10
Dec
2006

I DON’T KNOW IF THERE’LL BE SNOW, BUT HAVE A CUP OF CHEER

I joke about stressmas, but the truth is, I love Christmas preparations and I love Christmas. I do as much as I can to make sure that the holiday magic is there for both myself and my family. If that means knocking myself out for a month, so be it. The thing that actually causes the stress is that I can’t leave off doing all the regular daily stuff to just concentrate on the holidaze!

Christmas wouldn’t be Christmas without the cookies, the tree, the ornaments, the nativity and all the hope that goes with it, the decorations, the cookies, the smell of pine and cinnamon, the COOKIES, the presents wrapped gaily under the tree, and the feeling of peace and optimism in the air. It doesn’t take presents and it doesn’t take snow and it doesn’t take a belief in Santa.

I knock myself out putting together a letter and writing and addressing cards because I want people to know I’m thinking about them, and to fill them in on what we’ve been up to, and because I love getting cards in the mail myself.
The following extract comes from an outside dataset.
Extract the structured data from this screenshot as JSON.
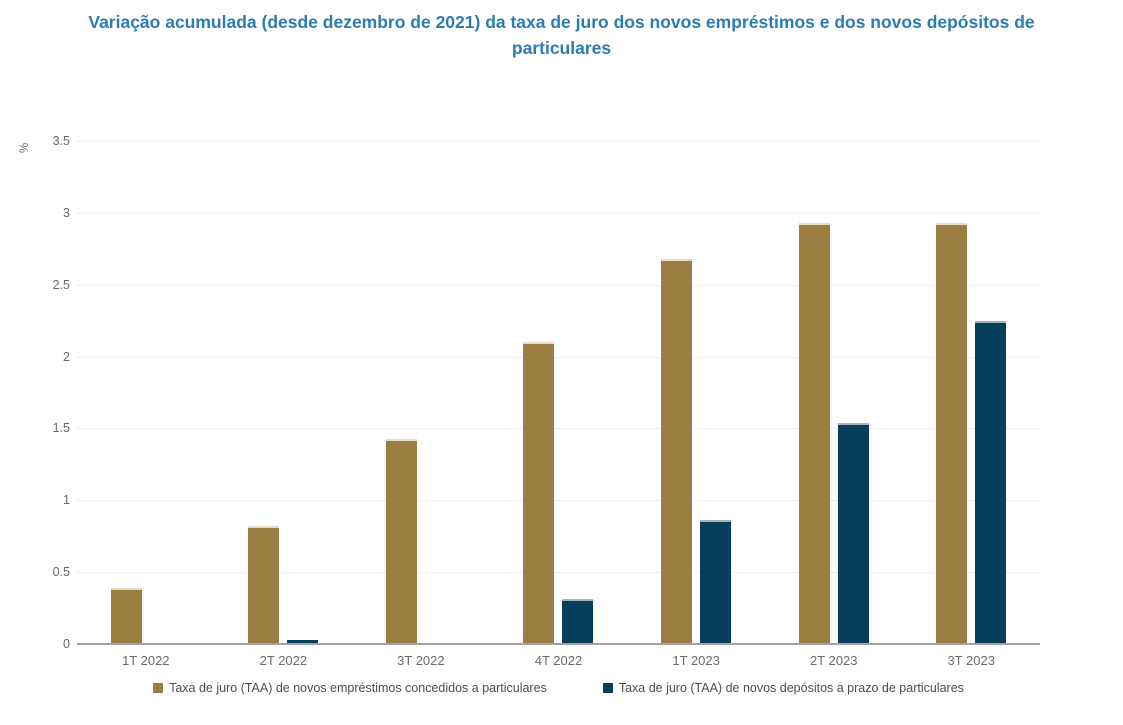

I knock myself out getting all the decorations unpacked and set out, and decorating the tree because I want the people who come over during the holidays to feel like they’ve entered a warm and magical place full of pretty lights and colored balls and silver reindeer that might…might take a leap into the air at any moment. I knock myself out to preserve and continue the traditions that I hold dear, that remind me of home and childhood, to give those as the biggest gift each year to my own children so that they, too, will think there is something special in the air, something worth working hard to create and uphold.

I knock myself out collecting gift ideas for my family, and finding perfect presents throughout the year, because I think gift-giving should be a fun and personal thing (even if the last-minute stress to finish in time isn’t always fun). It makes me feel good to give someone something they want or need. It’s a joy to see the excited smiles on my children’s faces and the mounting anticipation as the day draws near, and it’s a thrill to watch them learn the joy of gift-giving for themselves. This year, they have both been busy and secretive with things they are making and preparing and wrapping (with much tape) as gifts for others. And yes, of course, it’s fun to get things I want and need, too. 🙂

The music of Christmas makes me happy. Our concert today was wonderful. It was at Katrinetorp, during a huge Christmas market and we performed in the large salon of the old manor house with its high ceilings and trompe l’oeil wall murals. We sang in Swedish, Italian and English. The room was nearly full when we started and as people heard the singing, more and more came in until the back of the room was 3-deep in spectators. We rocked through Staffansvisan, Santa Baby and Rudolf Med Röda Mulen, and swung through White Christmas and Were You There on That Christmas Night? and crooned through several others. People were singing along, smiling, nodding their heads in time to the music. They applauded louder with each consecutive song. I felt like we were hovering off the floor by several inches.

Afterwards, I walked through the market, soaking up the smell of cinnamon and apples, but since I didn’t have any cash on me I didn’t look too closely at anything. Then I flew to IKEA and I have never, in 10 years, EVER gone through IKEA so fast. I swear it’s true, I was there for maybe 15 minutes and there was NO LINE in front of me when I went to the cashier. Granted, I went straight to the bath department and grabbed the shower curtain liners I was there for, but a few other items managed to jump in my bag on my way to pay (wrapping paper, carrot-cake-scented tea lights, glass candle bases). I swung by a mall that is on the way home and picked up the printer toner and batteries and now the Christmas cards are 2/3 done and both trees have lights and the big tree is 1/3 decorated.

I may actually finish everything with a couple of weeks to spare if I keep up this pace!

Candy-Coated Cupcake Birthday Wishes to fiveandfour and tallefjant!